Author Message
vinothrajendran2
Joined: Nov 12, 2013
Messages: 101
Offline
Hi,

We have OD 7 application deployed in Websphere 8.5

WebSphere server went into hung state on 26/03/2017.

Websphere team analysed the dump and here is their findings.

I have attached the aesconnector logs.
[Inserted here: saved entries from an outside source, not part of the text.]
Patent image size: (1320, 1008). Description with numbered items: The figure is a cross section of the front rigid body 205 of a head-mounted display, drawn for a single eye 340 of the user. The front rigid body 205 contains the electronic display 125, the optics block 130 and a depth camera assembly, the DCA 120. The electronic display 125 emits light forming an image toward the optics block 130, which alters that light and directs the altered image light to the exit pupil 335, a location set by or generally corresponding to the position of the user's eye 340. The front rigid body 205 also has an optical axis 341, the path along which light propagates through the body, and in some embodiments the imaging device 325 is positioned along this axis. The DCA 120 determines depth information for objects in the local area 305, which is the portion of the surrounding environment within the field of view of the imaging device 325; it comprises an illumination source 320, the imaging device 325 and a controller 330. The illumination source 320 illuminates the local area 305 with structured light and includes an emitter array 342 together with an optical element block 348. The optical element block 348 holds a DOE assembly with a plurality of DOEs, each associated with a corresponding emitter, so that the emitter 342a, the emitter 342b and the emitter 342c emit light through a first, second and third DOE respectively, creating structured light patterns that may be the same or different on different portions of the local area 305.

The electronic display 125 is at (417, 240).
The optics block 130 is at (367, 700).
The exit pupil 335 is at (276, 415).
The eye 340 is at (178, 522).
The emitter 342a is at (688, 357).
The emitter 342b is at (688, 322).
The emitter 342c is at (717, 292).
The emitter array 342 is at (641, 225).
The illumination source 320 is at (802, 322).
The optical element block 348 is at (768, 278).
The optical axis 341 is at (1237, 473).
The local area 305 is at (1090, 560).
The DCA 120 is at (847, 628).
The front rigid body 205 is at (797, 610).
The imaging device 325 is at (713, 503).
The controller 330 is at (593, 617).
Please advise.


"From Javacore, I see a possible thread leaks in "DistributeCSTAEvent" and "Timer-xxxxxxx" thread pools.
747 threads of "DistributeCSTAEvent" threads were found and these all named same.
758 of threads of type "Timer-xxxxxxx" were found and these mostly blocked on log4j code.
Native memory is associated with each thread and the more the number of the threads the more native memory and if there is a thread pool leak, eventually the available native memory is exhuasted and native OOM is thrown.
Please find complete analysis below.

nvironment:

WebSphere version: BASE 8.5.5.11
Operating system version: Windows Server 2008 R2 6.1 build 7601 Service Pack 1 Java version: JRE 1.7.0 Windows Server 2008 R2 amd64-64 build
(pwa6470sr8fp10-20141219_01(SR8 FP10) )

From Javacore, found a native OOM issue due to large number of application threads and logging code.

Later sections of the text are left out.